It is always thrilling when a patron walks through the front door of the archives with a question on the tip of their tongue. They are typically on a mission and hope that I can point them directly to the answers they seek. Unfortunately, due to the youth of the DSU archives and the amount of backlogged collections, answers are often elusive.
But yesterday the story unfolded differently when Ms. Yvonne came to see us. She was seeking evidence of Joseph R. Fugett’s presence at the State College for Colored Students.
In the early 20th century Mr. Fugett was a 20-something African American man who was paving the way for black youths in the world of education. He had been educated at Cornell University in Ithaca, New York where he attained a bachelor’s degree in agriculture. From there he ventured to Tuskegee Institute in Alabama where he was an animal husbandry instructor. After that he made his way to Dover, Delaware where he was an agriculture professor under the Smith-Hughes Act of 1917 which served to provide vocational education to future farmers.
Ms. Yvonne knew all of this before she even arrived at Delaware State University. However, knowing the information is one thing, and seeking to determine the impact Mr. Fugett had at the State College for Colored Students in 1919 is something entirely different. Ms. Yvonne wanted to be sure that special man she had loved as a child was somehow still present at Delaware State University and appreciated by others.

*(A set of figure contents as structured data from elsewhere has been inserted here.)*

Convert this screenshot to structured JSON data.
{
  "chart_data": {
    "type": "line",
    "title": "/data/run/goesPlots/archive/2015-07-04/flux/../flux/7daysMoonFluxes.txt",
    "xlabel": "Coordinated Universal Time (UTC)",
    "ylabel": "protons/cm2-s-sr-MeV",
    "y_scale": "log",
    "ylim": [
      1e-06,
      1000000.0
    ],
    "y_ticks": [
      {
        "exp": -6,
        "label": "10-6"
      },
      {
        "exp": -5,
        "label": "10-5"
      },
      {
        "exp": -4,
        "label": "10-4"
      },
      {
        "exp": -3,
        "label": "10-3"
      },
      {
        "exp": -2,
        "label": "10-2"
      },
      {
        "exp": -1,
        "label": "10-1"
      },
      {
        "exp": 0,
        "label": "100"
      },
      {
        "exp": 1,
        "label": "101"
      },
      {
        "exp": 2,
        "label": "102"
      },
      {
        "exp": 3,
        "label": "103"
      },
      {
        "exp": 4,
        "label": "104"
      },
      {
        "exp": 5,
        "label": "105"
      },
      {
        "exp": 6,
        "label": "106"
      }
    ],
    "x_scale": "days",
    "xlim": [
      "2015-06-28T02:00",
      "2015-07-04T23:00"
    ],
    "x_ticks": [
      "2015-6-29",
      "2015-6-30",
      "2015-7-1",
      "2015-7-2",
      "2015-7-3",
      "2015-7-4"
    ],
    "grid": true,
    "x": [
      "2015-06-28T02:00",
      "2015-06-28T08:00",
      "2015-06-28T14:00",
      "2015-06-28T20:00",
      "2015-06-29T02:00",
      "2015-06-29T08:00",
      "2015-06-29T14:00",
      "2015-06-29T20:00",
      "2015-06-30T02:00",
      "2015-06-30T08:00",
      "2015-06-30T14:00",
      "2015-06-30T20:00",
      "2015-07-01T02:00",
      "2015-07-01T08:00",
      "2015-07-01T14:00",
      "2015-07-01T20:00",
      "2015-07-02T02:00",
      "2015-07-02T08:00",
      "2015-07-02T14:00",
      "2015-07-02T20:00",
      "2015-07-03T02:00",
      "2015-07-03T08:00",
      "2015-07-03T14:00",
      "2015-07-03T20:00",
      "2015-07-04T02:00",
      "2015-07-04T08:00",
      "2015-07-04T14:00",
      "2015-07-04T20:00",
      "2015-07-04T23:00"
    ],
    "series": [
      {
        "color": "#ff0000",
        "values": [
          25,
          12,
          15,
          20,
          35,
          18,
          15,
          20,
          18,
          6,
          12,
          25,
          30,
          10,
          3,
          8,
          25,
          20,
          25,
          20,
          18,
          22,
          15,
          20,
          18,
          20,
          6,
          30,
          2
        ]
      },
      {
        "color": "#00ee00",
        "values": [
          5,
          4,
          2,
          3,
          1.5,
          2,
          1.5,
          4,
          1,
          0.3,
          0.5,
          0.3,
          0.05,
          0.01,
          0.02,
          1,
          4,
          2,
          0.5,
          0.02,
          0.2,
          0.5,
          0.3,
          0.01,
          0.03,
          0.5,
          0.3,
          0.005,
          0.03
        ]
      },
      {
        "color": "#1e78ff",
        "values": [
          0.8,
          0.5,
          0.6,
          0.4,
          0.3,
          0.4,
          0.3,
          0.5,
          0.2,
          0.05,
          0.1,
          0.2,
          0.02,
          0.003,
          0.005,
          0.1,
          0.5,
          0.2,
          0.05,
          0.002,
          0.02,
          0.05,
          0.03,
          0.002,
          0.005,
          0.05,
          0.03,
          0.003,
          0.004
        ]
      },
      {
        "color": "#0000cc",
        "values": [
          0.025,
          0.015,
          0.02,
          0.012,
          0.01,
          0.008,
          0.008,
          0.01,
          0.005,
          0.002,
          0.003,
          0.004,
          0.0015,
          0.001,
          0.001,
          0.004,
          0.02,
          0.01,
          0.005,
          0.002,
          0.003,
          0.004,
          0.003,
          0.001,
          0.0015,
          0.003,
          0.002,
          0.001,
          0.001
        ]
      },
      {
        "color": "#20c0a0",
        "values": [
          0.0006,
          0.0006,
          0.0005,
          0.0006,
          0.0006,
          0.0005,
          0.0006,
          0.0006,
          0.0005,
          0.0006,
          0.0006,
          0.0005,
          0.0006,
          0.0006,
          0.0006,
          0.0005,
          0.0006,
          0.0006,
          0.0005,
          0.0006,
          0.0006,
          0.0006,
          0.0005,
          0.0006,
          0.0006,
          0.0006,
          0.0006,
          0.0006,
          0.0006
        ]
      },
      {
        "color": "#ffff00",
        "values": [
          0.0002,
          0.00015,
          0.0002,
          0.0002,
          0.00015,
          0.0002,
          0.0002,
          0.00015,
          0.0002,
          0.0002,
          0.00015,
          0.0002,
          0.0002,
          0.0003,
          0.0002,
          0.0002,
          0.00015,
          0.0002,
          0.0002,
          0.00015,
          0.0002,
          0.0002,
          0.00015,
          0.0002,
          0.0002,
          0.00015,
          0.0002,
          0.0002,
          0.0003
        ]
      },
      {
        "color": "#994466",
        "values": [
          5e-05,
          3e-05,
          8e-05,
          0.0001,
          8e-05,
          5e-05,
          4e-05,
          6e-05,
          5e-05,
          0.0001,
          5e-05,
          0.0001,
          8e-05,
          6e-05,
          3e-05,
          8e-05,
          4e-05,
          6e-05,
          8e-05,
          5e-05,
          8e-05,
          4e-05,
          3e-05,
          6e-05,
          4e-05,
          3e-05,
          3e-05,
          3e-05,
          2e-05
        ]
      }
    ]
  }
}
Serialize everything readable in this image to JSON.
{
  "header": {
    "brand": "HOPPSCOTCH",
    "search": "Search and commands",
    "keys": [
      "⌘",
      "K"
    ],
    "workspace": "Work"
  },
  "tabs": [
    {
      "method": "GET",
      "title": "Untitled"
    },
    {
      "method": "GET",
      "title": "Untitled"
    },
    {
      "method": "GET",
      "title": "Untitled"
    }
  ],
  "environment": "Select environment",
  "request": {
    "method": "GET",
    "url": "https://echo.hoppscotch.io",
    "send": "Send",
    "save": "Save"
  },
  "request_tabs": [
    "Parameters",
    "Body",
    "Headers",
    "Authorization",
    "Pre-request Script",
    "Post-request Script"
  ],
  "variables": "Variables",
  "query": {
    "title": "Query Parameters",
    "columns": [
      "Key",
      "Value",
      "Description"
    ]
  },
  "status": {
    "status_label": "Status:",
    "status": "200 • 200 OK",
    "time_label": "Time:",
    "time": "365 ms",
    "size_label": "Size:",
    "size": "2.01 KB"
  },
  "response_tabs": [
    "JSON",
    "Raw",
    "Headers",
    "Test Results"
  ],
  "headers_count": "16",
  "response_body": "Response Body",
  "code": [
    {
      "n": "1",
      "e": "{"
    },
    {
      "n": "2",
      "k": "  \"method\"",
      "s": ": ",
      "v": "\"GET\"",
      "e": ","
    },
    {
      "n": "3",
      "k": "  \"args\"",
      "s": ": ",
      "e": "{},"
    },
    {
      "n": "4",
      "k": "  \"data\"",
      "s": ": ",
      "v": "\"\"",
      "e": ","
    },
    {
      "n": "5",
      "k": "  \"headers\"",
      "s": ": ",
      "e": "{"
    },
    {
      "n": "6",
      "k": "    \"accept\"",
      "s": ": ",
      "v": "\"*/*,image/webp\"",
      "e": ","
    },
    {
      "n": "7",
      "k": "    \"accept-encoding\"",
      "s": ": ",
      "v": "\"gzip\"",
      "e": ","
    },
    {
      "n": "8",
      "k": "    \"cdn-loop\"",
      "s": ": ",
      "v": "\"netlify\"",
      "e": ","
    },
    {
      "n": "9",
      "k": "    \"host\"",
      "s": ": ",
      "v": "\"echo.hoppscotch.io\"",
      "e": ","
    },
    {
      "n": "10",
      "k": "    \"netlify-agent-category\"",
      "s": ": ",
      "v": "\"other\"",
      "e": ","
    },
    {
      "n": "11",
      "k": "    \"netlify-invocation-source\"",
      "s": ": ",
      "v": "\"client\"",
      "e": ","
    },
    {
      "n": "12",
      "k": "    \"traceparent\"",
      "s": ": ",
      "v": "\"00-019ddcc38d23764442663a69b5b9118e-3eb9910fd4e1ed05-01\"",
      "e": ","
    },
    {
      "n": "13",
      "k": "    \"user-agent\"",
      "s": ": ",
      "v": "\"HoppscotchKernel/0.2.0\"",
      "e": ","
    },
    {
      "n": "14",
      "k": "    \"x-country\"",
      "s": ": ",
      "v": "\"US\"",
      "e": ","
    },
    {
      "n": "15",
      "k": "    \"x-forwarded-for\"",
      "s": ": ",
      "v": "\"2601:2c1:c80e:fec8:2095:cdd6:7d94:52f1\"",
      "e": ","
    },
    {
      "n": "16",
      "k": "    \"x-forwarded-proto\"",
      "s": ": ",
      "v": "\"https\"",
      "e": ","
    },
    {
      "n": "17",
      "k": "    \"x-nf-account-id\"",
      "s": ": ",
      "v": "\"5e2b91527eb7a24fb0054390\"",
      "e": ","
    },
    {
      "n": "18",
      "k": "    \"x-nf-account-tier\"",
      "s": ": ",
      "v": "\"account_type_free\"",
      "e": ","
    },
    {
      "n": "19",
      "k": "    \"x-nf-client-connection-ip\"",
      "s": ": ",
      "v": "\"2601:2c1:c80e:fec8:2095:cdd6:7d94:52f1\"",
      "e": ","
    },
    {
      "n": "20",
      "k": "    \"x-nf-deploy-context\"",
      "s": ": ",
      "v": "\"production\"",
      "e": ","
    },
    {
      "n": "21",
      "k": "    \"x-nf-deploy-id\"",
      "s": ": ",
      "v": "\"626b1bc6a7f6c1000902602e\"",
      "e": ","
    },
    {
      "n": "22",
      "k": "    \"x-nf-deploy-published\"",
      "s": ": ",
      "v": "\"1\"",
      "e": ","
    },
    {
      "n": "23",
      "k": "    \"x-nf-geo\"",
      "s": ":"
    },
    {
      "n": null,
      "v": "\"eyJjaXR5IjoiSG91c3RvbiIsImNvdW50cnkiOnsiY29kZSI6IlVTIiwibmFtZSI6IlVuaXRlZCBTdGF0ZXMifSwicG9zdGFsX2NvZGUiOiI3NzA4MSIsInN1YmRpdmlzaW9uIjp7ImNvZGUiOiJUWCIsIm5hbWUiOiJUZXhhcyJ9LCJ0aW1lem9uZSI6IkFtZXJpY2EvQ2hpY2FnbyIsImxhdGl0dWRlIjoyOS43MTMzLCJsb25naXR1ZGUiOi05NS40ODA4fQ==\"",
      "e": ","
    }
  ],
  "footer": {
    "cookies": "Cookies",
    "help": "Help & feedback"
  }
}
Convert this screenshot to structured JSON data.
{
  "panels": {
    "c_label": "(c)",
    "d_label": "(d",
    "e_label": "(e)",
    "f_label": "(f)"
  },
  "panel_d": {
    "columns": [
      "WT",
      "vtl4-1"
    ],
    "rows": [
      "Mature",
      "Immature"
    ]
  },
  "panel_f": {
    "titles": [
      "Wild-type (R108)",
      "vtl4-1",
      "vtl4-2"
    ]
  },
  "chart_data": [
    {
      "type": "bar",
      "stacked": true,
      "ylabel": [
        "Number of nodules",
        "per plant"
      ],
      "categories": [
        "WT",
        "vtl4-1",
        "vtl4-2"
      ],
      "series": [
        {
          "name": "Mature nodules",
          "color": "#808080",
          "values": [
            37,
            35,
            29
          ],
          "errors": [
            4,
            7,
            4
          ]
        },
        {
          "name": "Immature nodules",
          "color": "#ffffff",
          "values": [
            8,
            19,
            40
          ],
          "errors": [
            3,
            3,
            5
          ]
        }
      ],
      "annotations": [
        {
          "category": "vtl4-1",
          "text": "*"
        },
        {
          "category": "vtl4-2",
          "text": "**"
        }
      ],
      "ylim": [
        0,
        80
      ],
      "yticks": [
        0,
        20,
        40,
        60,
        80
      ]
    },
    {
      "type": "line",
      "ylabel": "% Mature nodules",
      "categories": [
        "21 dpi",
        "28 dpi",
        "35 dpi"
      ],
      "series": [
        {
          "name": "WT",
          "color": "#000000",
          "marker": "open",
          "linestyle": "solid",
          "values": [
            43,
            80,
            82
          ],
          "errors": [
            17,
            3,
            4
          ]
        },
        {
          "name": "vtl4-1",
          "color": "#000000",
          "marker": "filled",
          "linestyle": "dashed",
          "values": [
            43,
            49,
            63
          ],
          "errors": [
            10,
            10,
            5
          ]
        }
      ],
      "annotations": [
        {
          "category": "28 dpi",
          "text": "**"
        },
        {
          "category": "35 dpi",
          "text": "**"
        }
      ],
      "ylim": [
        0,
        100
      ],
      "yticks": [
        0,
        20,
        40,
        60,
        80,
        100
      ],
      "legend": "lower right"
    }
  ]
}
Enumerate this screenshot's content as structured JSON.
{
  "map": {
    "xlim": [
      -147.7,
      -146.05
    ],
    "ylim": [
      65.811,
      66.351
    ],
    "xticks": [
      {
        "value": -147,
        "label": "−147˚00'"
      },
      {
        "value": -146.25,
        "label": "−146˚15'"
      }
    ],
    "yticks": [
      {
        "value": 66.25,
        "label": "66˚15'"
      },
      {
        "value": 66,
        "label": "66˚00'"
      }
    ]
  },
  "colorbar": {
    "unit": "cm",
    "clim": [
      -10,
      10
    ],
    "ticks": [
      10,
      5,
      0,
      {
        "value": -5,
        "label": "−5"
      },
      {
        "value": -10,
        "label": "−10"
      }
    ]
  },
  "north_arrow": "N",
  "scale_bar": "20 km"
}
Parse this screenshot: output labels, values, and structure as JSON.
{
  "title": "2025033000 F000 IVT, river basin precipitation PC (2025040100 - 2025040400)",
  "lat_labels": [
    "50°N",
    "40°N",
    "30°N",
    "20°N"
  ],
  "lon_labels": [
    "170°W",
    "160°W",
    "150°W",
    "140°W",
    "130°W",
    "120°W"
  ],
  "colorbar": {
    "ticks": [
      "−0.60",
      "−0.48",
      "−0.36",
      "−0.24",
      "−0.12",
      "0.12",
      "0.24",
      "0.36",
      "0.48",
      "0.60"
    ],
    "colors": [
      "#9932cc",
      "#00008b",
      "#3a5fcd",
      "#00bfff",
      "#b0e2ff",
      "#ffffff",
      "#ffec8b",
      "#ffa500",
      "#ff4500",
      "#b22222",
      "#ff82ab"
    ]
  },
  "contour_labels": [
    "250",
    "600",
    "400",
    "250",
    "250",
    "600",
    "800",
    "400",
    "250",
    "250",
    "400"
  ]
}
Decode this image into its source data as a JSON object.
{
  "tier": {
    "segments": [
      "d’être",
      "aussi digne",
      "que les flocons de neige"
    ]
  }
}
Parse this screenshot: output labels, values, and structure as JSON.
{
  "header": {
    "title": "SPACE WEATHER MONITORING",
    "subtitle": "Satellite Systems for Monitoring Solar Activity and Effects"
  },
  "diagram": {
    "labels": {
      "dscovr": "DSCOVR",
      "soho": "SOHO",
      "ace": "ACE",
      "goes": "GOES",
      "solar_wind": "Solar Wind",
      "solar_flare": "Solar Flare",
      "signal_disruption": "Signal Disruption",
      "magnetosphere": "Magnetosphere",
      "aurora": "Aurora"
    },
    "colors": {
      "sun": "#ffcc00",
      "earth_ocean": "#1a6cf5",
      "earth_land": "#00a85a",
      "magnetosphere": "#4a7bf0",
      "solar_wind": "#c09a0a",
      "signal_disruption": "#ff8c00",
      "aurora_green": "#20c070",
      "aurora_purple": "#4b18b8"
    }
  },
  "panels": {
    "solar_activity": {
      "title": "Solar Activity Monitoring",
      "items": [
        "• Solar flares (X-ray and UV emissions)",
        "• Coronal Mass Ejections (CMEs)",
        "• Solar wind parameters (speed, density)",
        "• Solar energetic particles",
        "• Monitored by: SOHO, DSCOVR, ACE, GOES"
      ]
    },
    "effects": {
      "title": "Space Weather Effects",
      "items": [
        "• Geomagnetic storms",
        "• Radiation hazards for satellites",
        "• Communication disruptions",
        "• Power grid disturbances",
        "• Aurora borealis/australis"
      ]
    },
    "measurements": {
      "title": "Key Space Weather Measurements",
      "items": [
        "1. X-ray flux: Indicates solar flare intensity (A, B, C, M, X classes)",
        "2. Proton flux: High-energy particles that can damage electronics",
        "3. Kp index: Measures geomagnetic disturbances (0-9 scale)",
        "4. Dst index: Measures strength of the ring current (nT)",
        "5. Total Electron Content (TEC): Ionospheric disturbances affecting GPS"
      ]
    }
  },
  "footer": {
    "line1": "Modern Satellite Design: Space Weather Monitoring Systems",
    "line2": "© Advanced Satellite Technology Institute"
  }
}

I thought for sure she would be disappointed, but after spending an entire afternoon and exhausting nearly all of the materials pertaining to the State College for Colored Students, her exclamation of “I found it!! I found it,” rang out from the corner of the archives she was occupying.
She held a news article clipped from The State Sentinel in 1919. The article was an annual report of the college written by President William C. Jason, and it included a description of her grandfather’s work. It read, “We are under obligation also to the Commissioner of Education for the introduction of the course in vocational agriculture. A competent and progressive young man, Mr. J.R. Fugett, a graduate of Cornell University, with added experience in teaching and practices, was placed in charge of this new department.”
Ms. Yvonne was beaming and so excited she had jumped to her feet. Here was evidence that her grandfather was appreciated during his term, and here was evidence that he could continue to be remembered.
Ms. Yvonne’s experience was a pleasant reminder to me, Jasmine, and Dan that the archives business is not about remembering great men, but men who did great things however large or small. We thank Ms. Yvonne for passing an afternoon with us.